Bristol Myers, Eisai and Lundbeck ally to bring down blood-brain barrier

Bristol Myers Squibb
A new collaboration builds on work at Harvard University’s Wyss Institute for Biologically Inspired Engineering to gather data from human blood-brain barrier samples. (Bristol Myers Squibb)

Bristol Myers Squibb, Eisai and Lundbeck have formed a precompetitive collaboration with Harvard University to discover better ways to get drugs across the blood-brain barrier.

The blood-brain barrier is holding back all developers of treatments for brain diseases by stopping drug candidates from getting to their targets in the concentrations needed to have therapeutic effects. Working with Harvard’s Wyss Institute for Biologically Inspired Engineering, the three biopharma companies want to overcome that shared obstacle to the treatment of brain diseases.

Bristol Myers, Eisai and Lundbeck are equally supporting research into the identification of shuttle target proteins that are abundant around the blood-brain barrier but rare or absent in other parts of the body. After identifying a suitable protein, researchers will design antibodies that bind to the target to facilitate the delivery of therapeutics across the barrier and into the brain. The three pharma companies will use the findings to inform their internal R&D activities.  

The initiative grew out of talks between the Wyss Institute’s James Gorman, M.D., Ph.D., and Richard Hargreaves, Ph.D., senior vice president and head, Neuroscience Thematic Research Center at Bristol Myers. Hargreaves set out the need for the collaborative effort.

“It is critically important to find better strategies to transport drugs into the brain,” Hargreaves said in a statement. “However, the complexity of this problem makes it challenging for individual research institutions or companies to solve on their own. We strongly believe in this type of collaboration to develop tools for drug development and delivery. This collaboration offers a compelling opportunity to discover new approaches for drug delivery to the brain.”

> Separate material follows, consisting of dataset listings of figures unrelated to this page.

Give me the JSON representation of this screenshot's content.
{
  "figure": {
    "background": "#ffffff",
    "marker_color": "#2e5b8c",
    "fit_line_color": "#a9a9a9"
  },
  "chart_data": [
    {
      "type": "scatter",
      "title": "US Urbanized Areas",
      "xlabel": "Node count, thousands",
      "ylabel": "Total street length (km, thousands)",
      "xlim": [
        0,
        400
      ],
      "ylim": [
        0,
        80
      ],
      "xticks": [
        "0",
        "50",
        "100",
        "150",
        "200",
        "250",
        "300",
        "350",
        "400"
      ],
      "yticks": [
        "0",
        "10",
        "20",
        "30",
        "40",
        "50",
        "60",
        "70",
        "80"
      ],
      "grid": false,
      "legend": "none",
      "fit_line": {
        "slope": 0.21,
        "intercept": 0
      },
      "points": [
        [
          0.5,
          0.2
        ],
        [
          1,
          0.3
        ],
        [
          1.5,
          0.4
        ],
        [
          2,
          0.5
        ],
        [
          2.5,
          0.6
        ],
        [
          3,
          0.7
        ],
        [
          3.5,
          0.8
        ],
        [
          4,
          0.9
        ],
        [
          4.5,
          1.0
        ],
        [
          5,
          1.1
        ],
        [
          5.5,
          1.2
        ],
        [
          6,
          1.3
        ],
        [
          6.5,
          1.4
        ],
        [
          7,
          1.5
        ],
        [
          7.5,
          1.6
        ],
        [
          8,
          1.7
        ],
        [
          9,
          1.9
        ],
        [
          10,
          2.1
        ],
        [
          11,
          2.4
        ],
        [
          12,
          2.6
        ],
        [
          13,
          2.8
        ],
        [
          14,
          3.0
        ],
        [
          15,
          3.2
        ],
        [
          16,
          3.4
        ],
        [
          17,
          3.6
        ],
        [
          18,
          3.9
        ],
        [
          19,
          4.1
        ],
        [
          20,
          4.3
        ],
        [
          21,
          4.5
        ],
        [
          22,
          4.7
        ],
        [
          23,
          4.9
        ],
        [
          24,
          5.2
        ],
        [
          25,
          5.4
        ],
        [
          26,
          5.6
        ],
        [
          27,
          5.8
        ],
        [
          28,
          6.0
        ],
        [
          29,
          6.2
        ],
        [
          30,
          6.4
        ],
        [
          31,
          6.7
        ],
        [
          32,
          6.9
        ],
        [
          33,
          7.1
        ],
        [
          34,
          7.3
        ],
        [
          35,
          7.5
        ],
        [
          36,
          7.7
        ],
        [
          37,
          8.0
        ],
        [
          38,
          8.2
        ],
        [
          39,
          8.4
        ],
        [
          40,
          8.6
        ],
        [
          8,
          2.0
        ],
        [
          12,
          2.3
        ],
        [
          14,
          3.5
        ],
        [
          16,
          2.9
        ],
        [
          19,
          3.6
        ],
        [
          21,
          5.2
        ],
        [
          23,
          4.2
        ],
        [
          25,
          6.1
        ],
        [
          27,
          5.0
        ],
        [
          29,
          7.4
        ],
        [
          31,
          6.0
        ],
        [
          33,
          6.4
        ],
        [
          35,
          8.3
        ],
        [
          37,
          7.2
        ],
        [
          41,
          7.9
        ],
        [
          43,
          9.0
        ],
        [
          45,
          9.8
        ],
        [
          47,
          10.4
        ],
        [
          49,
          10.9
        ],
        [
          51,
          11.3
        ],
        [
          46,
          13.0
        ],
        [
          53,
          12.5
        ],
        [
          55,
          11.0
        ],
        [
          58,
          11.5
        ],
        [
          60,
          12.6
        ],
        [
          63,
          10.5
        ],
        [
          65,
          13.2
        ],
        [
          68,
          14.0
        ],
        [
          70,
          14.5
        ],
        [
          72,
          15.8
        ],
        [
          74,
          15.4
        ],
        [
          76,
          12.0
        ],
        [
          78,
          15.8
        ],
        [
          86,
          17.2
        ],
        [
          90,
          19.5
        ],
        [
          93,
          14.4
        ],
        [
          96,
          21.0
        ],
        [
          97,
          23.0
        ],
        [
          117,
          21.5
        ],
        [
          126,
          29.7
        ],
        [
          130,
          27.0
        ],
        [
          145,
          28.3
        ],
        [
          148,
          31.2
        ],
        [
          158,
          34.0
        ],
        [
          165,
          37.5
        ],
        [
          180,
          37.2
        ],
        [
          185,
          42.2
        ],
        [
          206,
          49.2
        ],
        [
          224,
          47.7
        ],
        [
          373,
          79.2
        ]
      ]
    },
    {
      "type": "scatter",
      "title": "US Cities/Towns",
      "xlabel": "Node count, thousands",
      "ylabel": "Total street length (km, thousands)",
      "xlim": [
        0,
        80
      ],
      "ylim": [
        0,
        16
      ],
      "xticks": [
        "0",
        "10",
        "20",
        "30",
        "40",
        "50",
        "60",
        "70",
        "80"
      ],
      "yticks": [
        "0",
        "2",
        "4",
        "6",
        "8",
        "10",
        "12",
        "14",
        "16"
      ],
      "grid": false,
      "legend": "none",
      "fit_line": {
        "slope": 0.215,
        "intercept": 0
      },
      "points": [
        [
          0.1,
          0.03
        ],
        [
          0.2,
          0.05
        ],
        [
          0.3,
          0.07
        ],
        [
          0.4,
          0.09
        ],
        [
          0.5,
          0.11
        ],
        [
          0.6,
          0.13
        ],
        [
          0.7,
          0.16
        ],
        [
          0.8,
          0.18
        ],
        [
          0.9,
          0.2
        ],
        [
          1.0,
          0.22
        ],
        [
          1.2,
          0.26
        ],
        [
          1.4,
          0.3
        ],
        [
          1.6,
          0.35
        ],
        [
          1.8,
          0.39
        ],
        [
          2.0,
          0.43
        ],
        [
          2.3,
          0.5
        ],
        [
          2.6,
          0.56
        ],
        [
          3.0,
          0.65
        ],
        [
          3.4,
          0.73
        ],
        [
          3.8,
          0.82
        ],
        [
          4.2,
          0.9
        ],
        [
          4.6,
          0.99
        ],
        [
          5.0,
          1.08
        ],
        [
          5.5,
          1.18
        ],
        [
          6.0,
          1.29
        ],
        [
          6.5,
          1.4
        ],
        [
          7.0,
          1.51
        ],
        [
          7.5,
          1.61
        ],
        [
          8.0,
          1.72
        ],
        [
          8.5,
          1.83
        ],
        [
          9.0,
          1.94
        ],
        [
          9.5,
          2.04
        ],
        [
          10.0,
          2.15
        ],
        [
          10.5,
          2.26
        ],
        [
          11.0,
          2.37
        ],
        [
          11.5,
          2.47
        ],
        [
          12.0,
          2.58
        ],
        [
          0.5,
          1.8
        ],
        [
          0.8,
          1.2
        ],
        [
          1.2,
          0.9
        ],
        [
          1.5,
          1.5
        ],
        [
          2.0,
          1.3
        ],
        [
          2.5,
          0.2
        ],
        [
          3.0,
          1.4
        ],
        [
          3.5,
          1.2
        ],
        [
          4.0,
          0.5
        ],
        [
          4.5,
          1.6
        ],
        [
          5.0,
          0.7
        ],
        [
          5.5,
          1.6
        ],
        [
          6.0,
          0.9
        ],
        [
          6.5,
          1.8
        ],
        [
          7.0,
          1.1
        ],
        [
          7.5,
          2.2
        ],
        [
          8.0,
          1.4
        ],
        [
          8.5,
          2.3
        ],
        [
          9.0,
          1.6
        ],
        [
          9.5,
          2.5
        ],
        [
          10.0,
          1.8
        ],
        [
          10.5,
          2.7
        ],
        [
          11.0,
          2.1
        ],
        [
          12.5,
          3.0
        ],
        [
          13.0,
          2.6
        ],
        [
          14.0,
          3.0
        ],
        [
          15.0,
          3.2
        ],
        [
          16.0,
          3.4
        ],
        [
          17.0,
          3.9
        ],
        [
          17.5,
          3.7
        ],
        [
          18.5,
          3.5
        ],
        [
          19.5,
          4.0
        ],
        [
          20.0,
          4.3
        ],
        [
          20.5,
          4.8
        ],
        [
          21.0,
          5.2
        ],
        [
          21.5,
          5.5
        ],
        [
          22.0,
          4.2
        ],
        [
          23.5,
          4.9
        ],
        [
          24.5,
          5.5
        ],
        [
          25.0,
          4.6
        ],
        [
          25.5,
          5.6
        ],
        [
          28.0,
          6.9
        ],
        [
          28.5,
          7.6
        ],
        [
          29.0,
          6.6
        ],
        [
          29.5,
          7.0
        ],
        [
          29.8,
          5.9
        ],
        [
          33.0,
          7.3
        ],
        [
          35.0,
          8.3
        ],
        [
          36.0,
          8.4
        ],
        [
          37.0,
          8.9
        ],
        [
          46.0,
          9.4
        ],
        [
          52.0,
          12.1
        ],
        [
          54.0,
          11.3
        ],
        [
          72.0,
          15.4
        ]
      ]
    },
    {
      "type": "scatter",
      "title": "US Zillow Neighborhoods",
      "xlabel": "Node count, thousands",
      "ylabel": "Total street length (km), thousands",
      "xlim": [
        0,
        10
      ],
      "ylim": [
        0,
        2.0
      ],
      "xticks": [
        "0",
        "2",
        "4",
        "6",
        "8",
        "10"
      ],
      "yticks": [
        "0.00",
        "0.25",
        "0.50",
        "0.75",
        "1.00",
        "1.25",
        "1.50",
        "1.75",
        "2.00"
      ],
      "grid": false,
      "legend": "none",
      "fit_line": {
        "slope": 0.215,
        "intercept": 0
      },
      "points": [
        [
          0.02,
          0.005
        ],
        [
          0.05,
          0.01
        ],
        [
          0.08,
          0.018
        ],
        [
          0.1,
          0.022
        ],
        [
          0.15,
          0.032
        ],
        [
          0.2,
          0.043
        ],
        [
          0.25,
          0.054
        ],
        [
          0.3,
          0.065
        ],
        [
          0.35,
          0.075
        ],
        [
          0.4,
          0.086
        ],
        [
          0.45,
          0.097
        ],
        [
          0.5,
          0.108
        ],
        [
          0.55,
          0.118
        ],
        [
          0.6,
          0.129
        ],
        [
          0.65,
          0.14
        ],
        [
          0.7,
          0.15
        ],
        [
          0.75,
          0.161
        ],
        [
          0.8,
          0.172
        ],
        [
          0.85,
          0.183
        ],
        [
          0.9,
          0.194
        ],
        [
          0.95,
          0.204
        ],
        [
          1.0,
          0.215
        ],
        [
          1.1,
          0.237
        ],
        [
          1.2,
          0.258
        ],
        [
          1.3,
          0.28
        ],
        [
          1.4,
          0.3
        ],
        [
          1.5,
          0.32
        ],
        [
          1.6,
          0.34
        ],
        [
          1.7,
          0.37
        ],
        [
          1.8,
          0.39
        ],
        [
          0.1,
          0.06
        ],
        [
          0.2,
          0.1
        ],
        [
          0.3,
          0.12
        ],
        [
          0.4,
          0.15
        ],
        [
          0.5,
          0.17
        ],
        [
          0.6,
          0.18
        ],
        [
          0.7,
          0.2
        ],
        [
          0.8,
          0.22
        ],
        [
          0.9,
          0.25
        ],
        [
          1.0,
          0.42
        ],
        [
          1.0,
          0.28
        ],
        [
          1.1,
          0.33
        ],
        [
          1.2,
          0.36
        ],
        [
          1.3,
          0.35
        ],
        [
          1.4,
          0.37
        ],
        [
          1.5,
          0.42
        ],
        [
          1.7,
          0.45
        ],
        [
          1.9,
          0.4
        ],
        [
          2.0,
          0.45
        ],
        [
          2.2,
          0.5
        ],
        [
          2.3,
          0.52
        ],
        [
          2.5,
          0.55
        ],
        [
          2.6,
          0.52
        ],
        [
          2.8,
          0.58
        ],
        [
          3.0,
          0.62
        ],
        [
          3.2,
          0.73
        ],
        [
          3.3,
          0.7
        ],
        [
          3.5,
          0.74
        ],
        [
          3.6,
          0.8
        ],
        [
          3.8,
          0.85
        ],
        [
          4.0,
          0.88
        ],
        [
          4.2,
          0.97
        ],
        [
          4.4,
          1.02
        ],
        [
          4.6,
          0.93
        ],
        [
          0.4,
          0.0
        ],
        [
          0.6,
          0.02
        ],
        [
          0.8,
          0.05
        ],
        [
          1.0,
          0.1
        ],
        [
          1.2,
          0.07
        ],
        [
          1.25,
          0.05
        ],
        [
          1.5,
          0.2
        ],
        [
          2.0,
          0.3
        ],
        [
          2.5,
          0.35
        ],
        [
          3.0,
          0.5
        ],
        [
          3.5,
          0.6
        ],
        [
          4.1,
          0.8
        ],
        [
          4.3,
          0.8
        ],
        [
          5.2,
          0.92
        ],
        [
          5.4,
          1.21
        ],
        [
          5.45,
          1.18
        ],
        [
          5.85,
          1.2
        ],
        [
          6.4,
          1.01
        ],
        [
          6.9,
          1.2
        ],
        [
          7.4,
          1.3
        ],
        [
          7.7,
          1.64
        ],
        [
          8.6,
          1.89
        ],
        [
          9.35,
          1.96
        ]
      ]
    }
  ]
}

The collaboration builds on work at Wyss to gather data from human blood-brain barrier samples that could enable the discovery of targets. Wyss will now use comparative proteomic and transcriptomic approaches along with a bioinformatic brain delivery target discovery platform to find the most promising proteins. 

The project, which received a $750,000 grant from the Massachusetts Life Sciences Center, will now also benefit from the input of scientists at several companies. FairJourney Biologics and Lundbeck are supporting the antibody side of the project, while Cell Signaling Technologies is involved in the study of RNA and protein expression to identify shuttle target proteins.